Cuando Alexei tenía 22 años llegó a Venezuela en una misión médica proveniente de Cuba. En su país de origen había estudiado terapia ocupacional. Dos años después, cuando la misión iba a regresar a la isla, decidió abandonarla en busca de un mejor futuro.

Y aunque no fue fácil por su condición de migrante y sin el respaldo de una familia o de alguna institución, este jovencito enfrentó lo que el destino le deparara.

Allí comenzó a trabajar en lo que el día a día de Venezuela le ofreciera, pero siempre con la convicción de ser una persona de bien, trabajadora y respetuosa de los demás. Además, dice, tuve la suerte de encontrar una familia al lado de Miriam.

Hoy, casi 16 años después de haber salido de Cuba, recuerda con nostalgia a su familia, y aunque su deseo es volver abrazarlos, dice que a pesar de ya no tiene ninguna sanción por haber desertado de la misión, los recursos económicos no son suficientes para viajar.

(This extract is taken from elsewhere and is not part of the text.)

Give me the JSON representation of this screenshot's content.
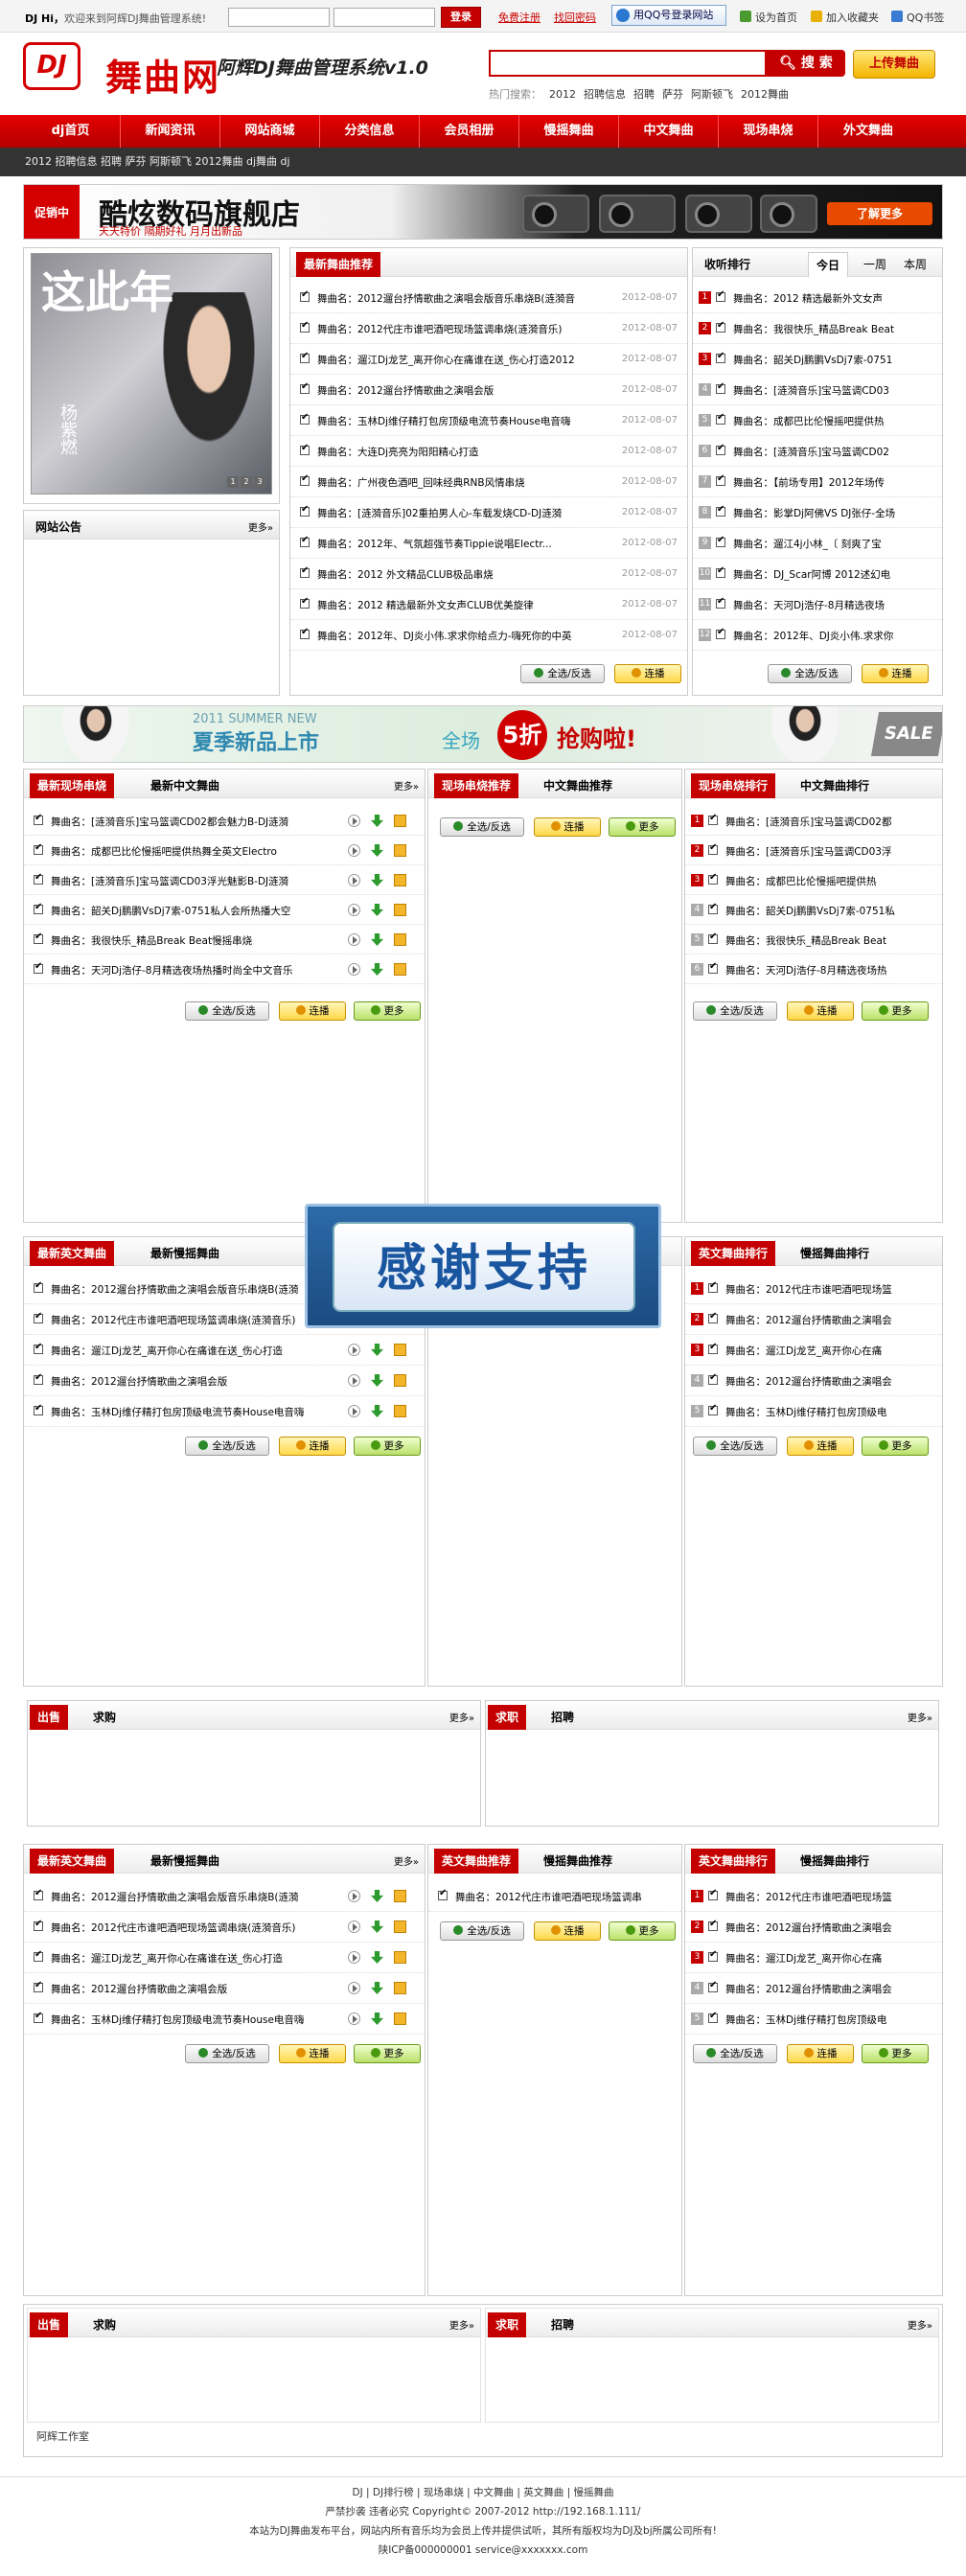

“Es muy triste no poder abrazarlos, aunque hablamos muy seguido y nos vemos gracias a las nuevas tecnologías, no es lo mismo. Tengo una hermana que dice que no me conoce y pues es muy duro porque yo soy el único hombre y el mayor de la casa”, relata Alexei.

“Mi sueño es seguir en Bucaramanga creciendo como empresario y sacar adelante a mis hijos, uno que nació en Venezuela y la niña que fue registrada en Bucaramanga, y que nunca tengan que vivir la misma situación de nosotros por los asuntos políticos”, concluye el empresario.

Las cifras

La migración venezolana no se ha detenido, y entre finales de 2023 y 2024 creció un 8,3 %; es decir, aproximadamente salieron de su país unas 402.354 personas, según los datos de la plataforma multiagencial R4V.

Por la observación que realizan organizaciones de la sociedad civil y las agencias internacionales, se trata en su mayoría de población joven, menor de 25 años, con una proporción apenas mayor de hombres, porque las mujeres enfrentan un alto grado de vulnerabilidad, y un número no muy grande, pero significativo de niños y de niñas. Se carece de una caracterización rigurosa y los registros de las autoridades son deficientes en la frontera de salida de Venezuela, y a lo largo de la ruta especialmente entre Colombia y Panamá.

Los primeros datos de enero de 2024 señalan que 36.001 personas cruzaron el Darién, lo que representa un crecimiento del 46 % respecto de 2023, según los datos del Crisis Group Latinoamérica. De ellos, 21.940 personas migrantes son venezolanos (60 %). No es un dato menor, donde habitualmente por el invierno en el hemisferio norte los flujos migratorios se reducen significativamente; sin embargo, pese a la temporada, el año inicia con un crecimiento significativo de migrantes en la caravana que inicia prácticamente desde Caracas.